COB vê riscos na participação nos Jogos de Tóquio após decisão do TCU

A suspensão dos repasses da Lei Agnelo-Piva, definida pelo Tribunal de Contas da União (TCU), causou apreensão ao Comitê Olímpico do Brasil e às confederações apontadas como irregulares na decisão. Diante do último biênio de preparação para os Jogos Olímpicos de Tóquio, o COB prevê um grande impacto no planejamento de atletas e seleções rumo a 2020. Em 2018, a previsão é que o COB repasse cerca de R$ 95 milhões – um aumento de 11% em relação a 2017, quando o valor foi de R$ 85 milhões.

"A paralisação do repasse desses recursos é uma grande preocupação. Ela impacta diretamente na preparação dos nossos atletas e nas equipes ao longo do ano. E a nossa participação nos Jogos Pan-Americanos e na Olimpíada é extremamente impactada. Fica ameaçada a participação dos nossos atletas. É bom lembrar que, em 2019, é quando a maioria das seleções se classificam para os Jogos Olímpicos. E o não-recebimento dos recursos vai impactar nessa classificação. Nós ainda estamos no momento de apresentar recursos das dúvidas levantadas. E estamos confiantes na aprovação mais uma vez daquelas prestações de contas. E, em relação à decisão do TCU, estamos levantando as informações. Vamos fazer a defesa no momento certo" disse Rogério Sampaio, diretor geral do COB ao site globoesporte.com.
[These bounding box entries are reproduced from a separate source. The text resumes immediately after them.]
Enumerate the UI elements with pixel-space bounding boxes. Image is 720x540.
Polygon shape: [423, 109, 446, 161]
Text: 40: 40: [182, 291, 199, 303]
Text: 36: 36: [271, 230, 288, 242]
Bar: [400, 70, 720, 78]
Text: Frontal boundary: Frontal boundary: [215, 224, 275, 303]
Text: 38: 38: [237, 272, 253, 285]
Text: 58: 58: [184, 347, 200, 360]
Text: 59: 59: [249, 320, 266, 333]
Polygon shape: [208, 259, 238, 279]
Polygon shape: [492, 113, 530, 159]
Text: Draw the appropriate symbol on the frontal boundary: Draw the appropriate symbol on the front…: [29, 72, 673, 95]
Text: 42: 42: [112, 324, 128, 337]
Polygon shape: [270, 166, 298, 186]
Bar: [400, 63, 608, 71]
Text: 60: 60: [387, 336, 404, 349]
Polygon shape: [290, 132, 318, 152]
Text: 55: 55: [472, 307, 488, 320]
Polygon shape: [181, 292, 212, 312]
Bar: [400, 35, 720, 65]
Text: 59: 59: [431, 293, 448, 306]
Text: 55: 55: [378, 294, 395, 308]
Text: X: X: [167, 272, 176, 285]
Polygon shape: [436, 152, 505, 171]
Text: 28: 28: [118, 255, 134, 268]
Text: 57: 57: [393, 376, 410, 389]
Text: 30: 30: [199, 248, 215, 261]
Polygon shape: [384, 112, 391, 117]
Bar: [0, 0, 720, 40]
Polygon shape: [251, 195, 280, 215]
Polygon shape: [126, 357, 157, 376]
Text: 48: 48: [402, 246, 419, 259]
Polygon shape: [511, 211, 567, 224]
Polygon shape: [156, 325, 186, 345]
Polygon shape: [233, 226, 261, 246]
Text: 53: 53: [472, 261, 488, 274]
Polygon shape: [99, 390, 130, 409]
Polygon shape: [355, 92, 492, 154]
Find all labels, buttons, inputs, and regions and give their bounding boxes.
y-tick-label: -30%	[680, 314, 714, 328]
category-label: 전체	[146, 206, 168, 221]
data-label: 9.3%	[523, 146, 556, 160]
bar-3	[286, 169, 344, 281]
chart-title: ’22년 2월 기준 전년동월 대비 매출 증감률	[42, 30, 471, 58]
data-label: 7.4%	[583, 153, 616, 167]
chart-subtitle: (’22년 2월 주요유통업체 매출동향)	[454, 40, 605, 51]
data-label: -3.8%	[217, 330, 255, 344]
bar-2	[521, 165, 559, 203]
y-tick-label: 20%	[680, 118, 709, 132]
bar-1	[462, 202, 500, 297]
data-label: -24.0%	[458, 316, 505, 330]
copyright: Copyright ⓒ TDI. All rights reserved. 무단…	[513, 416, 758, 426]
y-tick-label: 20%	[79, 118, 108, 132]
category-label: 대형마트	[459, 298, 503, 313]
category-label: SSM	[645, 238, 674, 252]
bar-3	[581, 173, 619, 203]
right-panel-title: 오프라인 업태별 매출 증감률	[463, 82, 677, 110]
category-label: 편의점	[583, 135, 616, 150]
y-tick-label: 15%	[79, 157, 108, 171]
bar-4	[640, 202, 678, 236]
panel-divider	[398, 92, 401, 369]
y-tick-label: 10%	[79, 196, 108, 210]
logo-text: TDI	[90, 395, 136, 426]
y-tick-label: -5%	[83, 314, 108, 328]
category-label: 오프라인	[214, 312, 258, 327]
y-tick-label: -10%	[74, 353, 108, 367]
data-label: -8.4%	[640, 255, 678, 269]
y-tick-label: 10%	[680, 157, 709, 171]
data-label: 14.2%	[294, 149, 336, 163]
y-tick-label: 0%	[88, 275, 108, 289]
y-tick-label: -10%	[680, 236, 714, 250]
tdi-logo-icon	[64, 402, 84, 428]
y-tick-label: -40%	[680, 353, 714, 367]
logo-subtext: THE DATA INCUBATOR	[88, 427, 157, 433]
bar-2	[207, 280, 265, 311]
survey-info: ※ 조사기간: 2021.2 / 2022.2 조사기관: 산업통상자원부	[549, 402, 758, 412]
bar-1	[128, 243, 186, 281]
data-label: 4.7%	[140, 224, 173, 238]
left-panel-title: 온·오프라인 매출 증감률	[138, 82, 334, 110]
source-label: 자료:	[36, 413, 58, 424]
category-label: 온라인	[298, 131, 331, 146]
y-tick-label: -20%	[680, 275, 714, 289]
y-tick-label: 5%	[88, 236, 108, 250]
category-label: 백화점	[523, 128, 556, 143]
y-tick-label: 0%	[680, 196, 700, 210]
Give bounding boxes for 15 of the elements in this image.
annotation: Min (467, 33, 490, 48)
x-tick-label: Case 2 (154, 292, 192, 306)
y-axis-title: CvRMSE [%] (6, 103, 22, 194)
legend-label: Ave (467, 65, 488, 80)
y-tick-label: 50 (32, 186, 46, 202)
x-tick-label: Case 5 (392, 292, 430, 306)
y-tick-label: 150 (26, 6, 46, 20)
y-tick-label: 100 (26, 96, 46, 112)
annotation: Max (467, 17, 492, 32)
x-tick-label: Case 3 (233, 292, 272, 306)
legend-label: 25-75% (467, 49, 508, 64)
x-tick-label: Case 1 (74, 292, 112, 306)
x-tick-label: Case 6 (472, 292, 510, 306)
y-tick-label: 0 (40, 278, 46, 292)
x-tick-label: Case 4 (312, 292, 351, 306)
Segundo reportagem do portal UOL, confirmada pelo Globoesporte.com, o acórdão emitido pelos ministros do TCU conclui que "entidades privadas sem fins lucrativos inscritas no Cepim em razão de estarem inadimplentes perante à União não podem se beneficiar com repasses de recursos públicos federais, de quaisquer naturezas ou fontes, até que sua situação seja regularizada perante o Poder Público". Ou seja, até quitar suas dívidas com a União e deixar o Cadastro de Entidades Privadas sem Fins Lucrativos Impedidas (Cepim), o COB não poderia receber mais recursos. Assim, o Tribunal determina que a Caixa Econômica Federal suspenda os recursos financeiros ao comitê.

No acórdão, o TCU também recomenda a suspensão imediata de repasse de recursos do COB para as confederações brasileiras de Wrestling, Badminton, Canoagem, Taekwondo, Tiro com Arco, Tiro Esportivo, Triatlo e as não-olímpicas Capoeira , Hóquei e Patinação, Motociclismo e Muay Thai.  Também são citadas entidades ligadas ao Comitê Paralímpico Brasileiro, como a Confederação Brasileira de Voleibol para Deficientes, Confederação Brasileira de Basquetebol em Cadeira de Rodas e Confederação Brasileira de Desportos para Cegos. Estas ainda não se manifestaram sobre o tema. 

Quem também está sob investigação é o Comitê Organizador dos Jogos Pan-Americanos Rio 2007. O TCU suspeita de irregularidades no uso das verbas repassadas à entidade.